King recently had an enviable angle on Serena’s potential last Grand Slam while working for the US Open World Feed.
“Venus and Serena were both so dynamic and alive and really brought something new to the game,” King said. “From a practical point of view, they changed the game in terms of athleticism and strength. So that really pushed the game into a new era.”
Serena and Venus reunited for their first doubles match in more than four years on September 1, 25 years after debuting as a couple in the first-round tournament of the US Open. They lost 7-6 (5), 6 -4 to Lucie Hradecka and Linda Noskova.
Wright’s scheduled watch party this Sunday was scrapped on September 2 when Serena was eliminated in the third round by Ajla Tomljanovic 7-5 6-7(4) 6-1. It was the most-watched tennis show in ESPN’s 43-year history. An average of 4.6 million viewers tuned in.
It will probably be her last competition.
“I’m sad but I’m also happy because I see new players too,” said Nelson.
However, you never forget your first favourite.
“No one does it better,” Sanders said.
Would you like to try tennis?
Tennis Aces Program
A free, six-week program for Seattle middle school students that focuses on schools with the highest percentage of students who qualify for the free and discounted lunch program. Racquets are provided for storage. The classes meet twice a week after school for a final “Jamboree” where the players represent their schools.

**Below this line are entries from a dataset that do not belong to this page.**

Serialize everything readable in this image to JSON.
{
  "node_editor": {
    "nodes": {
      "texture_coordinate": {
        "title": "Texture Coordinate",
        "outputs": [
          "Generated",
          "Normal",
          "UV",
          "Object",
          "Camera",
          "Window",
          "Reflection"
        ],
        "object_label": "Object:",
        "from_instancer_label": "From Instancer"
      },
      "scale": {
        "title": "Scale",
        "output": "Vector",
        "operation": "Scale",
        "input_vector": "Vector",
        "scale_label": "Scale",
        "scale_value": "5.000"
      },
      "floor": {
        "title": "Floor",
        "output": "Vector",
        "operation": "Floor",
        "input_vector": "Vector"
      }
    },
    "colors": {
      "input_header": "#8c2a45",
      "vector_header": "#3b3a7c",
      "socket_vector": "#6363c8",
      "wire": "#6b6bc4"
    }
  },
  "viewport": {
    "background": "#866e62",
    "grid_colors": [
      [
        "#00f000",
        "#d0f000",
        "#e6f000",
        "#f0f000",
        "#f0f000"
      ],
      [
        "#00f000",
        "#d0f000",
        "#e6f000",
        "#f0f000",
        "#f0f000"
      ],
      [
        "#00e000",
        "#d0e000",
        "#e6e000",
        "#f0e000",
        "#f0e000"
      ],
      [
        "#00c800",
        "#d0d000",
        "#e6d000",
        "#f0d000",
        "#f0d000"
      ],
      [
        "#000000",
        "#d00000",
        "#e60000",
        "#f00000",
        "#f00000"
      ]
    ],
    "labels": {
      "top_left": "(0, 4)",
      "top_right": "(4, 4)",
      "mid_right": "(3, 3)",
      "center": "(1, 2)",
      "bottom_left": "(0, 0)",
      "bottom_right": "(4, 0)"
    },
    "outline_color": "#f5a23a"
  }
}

“The hurdles for this sport are actually very low. But there’s a stigma that it’s not for people of color, the BIPOC community, that it’s more of a white sport,” said Christina Broadwin, Amy Yee Tennis Center instructor and Sports in Schools program director. “That’s just not true. All you need is a racquet and a ball and a wall – and maybe a friend. It’s one of the most accessible sports out there, or it should be. We’re trying to make some headway there.”
Each fall, more than 100 children participate in the program, which is funded by donations and grants. For a list of schools and more see sportsinschools.org.
The Seattle Tennis and Education Foundation (STEF) offers a twice-weekly free program at Magnuson Park for 2nd through 6th graders who qualify for a free or discounted lunch. No previous tennis experience is required and all program materials are provided.
See stef4youth.org for more informations.
With programs in Uganda, Los Angeles, Chicago, Ft. Lauderdale, Fla. and Seattle, this organization, founded by retired professional tennis player Vania King, offers starter tennis programs at the Matt Griffin YMCA (SeaTac) and Northshore YMCA (Bothell). serveuphope.org. See website for age groups and fall dates.